How many different types of Monogenic defects are possible?

Answer 12

3

Question 13

What are the different monogenic defects?

Answer 13

1. Autosomal dominant
2. Autosomal recessive
3. X-linked recessive

Question 14

What is a monogenic defect?

Answer 14

A defect that only affects one specific gene. Monogenic defects can be dominant, recessive, or X-linked.

Question 15

What is autosomal dominant?

Answer 15

A single gene in which an offspring has a 50% chance of inheriting because there only needs to be one defective gene. This can come from the paternal or maternal side.

Question 16

What is an autosomal recessive trait?

Answer 16

A recessive trait requires the gene to be delivered from both the paternal and maternal parent. Thus, there is a 25 % chance of having the disease.

Question 17

What is an x-linked recessive defect?

Answer 17

This defect is carried on the X sex chromosome.
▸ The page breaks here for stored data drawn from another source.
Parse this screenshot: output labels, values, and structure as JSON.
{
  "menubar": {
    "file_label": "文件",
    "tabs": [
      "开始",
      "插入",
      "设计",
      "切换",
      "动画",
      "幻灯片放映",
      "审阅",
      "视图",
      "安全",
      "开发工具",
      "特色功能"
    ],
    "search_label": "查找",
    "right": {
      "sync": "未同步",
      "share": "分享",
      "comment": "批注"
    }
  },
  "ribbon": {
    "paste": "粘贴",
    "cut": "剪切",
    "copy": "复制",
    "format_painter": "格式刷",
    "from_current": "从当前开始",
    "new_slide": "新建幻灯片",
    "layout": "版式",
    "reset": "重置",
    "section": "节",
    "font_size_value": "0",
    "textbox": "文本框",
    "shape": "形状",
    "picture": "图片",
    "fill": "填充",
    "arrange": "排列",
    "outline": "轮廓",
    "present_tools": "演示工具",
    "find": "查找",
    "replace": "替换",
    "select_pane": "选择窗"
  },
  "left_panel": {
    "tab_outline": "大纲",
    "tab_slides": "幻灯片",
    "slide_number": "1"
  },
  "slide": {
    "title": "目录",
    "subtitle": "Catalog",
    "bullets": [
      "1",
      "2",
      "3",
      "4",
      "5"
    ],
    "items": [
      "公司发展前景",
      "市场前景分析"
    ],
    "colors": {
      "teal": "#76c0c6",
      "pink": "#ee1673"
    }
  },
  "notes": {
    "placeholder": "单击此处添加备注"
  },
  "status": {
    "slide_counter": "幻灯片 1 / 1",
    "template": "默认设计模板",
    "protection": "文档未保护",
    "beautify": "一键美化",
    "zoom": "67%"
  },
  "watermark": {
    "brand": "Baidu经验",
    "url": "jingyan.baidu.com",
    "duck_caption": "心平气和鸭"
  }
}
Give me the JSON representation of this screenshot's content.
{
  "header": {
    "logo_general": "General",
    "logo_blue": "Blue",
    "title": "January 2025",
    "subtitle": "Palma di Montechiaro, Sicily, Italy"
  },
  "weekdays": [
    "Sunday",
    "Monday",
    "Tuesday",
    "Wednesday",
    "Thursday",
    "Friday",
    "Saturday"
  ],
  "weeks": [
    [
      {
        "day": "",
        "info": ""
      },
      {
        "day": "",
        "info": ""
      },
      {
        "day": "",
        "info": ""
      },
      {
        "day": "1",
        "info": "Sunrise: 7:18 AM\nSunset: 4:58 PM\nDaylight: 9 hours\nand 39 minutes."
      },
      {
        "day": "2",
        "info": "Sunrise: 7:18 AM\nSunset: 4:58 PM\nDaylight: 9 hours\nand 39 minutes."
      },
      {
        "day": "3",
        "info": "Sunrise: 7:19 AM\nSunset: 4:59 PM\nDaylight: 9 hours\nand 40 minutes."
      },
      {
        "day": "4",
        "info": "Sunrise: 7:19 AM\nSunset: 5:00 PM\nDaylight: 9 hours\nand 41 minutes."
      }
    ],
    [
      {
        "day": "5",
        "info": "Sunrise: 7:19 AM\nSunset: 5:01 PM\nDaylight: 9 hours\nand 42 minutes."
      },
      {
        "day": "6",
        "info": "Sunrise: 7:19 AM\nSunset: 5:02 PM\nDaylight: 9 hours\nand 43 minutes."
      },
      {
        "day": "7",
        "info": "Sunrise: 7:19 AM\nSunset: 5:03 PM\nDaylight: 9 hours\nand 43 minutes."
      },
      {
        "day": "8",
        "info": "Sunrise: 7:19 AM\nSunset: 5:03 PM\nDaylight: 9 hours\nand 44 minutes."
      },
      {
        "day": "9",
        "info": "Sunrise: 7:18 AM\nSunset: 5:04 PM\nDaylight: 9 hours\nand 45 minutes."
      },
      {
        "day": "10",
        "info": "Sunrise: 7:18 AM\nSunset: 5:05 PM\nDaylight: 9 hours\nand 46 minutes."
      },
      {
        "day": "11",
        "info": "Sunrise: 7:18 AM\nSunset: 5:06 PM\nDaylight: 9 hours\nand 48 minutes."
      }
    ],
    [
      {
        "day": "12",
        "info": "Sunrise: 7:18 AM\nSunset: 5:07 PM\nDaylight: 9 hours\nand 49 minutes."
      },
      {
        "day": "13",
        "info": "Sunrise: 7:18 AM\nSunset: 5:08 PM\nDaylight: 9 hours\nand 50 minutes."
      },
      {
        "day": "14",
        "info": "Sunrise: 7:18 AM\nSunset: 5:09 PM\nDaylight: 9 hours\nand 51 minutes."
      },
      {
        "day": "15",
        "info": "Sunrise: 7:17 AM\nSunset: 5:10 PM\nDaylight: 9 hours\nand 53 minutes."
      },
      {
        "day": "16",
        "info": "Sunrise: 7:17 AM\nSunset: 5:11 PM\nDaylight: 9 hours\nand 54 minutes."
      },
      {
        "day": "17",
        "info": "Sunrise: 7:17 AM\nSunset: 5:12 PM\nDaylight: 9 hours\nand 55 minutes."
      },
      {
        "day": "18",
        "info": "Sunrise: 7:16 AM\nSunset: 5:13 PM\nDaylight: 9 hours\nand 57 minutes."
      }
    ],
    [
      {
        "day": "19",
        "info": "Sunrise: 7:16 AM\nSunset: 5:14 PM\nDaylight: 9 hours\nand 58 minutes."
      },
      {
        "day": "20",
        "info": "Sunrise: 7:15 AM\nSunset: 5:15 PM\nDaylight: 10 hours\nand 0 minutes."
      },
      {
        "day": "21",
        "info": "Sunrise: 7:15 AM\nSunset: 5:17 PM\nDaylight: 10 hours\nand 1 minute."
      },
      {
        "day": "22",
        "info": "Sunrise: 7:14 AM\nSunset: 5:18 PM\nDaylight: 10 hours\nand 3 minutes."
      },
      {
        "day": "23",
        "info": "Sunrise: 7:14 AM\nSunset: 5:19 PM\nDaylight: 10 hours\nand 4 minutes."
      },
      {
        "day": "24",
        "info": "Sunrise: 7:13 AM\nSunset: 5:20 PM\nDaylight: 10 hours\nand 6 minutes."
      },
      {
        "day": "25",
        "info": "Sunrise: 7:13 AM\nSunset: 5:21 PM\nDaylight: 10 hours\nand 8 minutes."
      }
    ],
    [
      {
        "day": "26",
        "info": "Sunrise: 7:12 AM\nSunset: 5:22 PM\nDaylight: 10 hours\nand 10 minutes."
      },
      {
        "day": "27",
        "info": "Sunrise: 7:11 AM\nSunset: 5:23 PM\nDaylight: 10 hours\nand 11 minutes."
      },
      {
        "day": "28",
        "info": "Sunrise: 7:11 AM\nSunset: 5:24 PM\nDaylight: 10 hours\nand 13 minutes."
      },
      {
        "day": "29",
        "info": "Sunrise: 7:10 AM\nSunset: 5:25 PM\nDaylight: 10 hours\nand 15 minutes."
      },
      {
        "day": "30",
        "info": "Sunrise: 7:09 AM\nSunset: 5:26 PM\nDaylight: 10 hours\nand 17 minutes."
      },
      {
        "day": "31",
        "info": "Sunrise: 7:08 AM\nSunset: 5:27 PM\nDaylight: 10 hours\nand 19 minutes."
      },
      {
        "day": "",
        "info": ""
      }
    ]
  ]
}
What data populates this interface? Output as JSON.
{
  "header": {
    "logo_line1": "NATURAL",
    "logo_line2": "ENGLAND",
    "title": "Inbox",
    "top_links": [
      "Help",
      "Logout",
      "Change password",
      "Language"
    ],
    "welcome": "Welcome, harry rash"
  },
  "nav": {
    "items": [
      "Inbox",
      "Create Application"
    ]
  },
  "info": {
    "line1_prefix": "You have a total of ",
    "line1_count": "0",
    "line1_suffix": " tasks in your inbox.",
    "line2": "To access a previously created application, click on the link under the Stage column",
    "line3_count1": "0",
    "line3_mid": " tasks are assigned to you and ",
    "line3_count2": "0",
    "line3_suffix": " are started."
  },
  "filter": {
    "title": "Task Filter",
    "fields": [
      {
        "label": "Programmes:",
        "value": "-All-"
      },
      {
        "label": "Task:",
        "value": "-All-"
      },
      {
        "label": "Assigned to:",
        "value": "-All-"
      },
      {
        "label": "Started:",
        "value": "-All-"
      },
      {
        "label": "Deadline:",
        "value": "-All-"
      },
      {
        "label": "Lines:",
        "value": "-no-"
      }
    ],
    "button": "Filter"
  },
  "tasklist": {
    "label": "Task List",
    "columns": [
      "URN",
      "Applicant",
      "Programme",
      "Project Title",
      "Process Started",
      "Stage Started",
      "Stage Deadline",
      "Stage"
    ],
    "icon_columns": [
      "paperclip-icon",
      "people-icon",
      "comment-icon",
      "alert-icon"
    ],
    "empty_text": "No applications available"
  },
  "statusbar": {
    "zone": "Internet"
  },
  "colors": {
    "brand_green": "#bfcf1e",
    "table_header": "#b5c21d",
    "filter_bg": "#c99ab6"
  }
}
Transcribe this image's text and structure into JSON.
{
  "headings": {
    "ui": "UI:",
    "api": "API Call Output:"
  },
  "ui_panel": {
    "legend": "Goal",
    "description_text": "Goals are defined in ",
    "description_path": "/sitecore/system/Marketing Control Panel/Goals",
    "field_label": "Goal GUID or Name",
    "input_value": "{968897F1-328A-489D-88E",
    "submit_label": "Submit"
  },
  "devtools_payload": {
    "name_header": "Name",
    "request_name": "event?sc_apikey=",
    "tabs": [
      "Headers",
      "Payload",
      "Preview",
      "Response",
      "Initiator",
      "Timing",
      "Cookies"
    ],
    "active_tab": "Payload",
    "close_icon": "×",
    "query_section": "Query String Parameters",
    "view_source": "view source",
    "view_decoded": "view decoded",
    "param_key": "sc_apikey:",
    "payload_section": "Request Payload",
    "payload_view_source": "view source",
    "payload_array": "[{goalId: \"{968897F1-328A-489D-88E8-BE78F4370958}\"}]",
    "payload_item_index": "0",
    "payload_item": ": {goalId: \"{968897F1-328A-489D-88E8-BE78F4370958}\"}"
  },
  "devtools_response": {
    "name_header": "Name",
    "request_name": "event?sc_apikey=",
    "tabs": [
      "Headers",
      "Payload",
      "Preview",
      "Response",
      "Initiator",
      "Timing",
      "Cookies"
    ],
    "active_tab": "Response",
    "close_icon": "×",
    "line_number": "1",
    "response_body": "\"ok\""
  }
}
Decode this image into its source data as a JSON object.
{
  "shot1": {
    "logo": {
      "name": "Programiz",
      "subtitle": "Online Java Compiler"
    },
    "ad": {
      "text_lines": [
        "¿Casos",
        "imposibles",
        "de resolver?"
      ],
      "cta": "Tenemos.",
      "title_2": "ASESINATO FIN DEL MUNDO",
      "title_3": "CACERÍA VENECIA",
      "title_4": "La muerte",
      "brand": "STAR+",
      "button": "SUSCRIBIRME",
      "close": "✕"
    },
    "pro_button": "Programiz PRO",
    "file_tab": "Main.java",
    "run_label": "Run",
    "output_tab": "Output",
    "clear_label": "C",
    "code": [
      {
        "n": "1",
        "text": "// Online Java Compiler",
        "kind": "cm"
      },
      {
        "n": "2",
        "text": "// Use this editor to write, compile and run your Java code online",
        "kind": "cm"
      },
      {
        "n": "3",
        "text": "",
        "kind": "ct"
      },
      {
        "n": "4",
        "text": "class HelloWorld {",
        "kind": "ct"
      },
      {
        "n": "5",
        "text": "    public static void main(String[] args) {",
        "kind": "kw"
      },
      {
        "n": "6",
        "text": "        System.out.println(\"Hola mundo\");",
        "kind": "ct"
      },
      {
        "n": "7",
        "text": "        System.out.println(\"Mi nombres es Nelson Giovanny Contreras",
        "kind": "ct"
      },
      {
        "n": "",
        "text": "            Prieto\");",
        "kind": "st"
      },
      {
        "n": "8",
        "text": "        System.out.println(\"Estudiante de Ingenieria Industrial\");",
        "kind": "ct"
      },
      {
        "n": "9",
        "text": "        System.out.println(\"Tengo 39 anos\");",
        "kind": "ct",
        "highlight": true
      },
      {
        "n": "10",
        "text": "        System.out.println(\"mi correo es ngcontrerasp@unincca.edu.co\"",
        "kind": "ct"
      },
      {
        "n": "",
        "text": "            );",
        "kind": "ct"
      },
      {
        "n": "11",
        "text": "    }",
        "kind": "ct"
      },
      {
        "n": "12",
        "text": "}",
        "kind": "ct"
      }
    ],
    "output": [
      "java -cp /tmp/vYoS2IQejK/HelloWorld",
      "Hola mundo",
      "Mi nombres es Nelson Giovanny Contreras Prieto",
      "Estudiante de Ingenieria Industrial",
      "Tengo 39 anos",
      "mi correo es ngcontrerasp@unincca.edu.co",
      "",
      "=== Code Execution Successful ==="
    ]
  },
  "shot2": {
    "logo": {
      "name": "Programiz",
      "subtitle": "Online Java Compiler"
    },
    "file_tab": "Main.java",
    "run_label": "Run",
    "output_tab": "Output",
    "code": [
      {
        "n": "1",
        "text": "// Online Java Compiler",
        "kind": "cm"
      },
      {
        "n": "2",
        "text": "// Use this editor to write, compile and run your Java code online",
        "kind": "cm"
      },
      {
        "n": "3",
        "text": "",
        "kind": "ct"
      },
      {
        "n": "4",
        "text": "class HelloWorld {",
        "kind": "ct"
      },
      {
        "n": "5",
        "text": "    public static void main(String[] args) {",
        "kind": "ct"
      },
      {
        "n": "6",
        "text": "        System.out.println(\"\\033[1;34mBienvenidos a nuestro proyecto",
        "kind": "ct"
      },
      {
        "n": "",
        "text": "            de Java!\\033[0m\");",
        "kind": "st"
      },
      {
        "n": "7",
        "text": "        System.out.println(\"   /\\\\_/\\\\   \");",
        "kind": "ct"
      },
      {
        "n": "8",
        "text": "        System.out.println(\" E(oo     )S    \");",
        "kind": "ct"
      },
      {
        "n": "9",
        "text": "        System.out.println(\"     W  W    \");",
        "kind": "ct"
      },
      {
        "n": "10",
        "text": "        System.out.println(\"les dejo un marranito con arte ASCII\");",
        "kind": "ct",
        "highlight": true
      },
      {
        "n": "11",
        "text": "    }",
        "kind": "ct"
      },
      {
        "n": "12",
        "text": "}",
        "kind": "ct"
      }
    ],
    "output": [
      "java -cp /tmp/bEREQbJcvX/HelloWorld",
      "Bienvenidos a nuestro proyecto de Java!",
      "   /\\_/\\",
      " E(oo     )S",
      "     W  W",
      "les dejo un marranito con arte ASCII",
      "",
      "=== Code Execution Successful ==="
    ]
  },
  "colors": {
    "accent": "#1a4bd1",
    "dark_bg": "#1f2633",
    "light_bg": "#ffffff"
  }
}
It is possible for both male and females to have this defect.

However, in females there are 2 X genes, thus the defective X is made up by the second X chromosone. These defects are more common in Male, because they only have one X chromosome.

Question 18

What is a complex trait (multifactorial) gene disorder?

Answer 18

These disorders involve many (polygenic) genes. They also almost always have an environmental factor involved.

An genetic predisposition + environmental factor that brings about a disease..

Ex. Cleft Palate, Diabetes, Congenital Heart Disease.

Question 19

What is a mitochondrial gene disorder?

Answer 19

A disorder that effects the 37 mitrochondrial genes. Because ATP is produced in the mitrochondria it results in defects due to poor growth. GI Issues, organ failures, neurological problems, and autism spectrum all all the result.

Typically they are of maternal inheritance because most paternal mitochondria is located in the flagellum (tail) of the sperm and falls off when entering the egg.

Question 20

What is a chromosomal genetic abnormality?

Answer 20

A adnormality which results from an issue with the number or structure of the chromosomes.

The issue can pertain to the number or the structure.

Question 21

What is an aneuploidy?

Answer 21

An incorrect number of chromosomes

Examples: Trisomy, Monosomy

Question 22

What is trisomy?

Answer 22

An extra chromosome in a pair (3 in total). The chromosome pair will be specified as we have 23 pairs.

Example: Trisomy21 = Down’s Syndrome, and Klinefelter’s Syndrome.

Klnefelter’s syndrome is when males are born with an extra x chromosome (1 in 500).

Question 23

What is monosomy?

Answer 23

1 Chromosome in a pair (one is missing). We often do not see this because the individual typically dies.
Ex. Turner’s Syndrome - Female born with only one X chromosome (1 in 3000)

Question 24

What is a structural chromosomal defect?
What are the 3 kinds?

Answer 24

A defect that has a structural defect in one of the chromosomes. There is no change in the number of the chromosomes.

Can be: 1. Inversion. 2. Translocation. 3. Deletion

Question 25

What is a centromere?

Answer 25

The middle of a chromosome. (Inversion can occur on the same side of a chromosome (Paracentric) or switch to the opposite side of the centromere (Paricentric).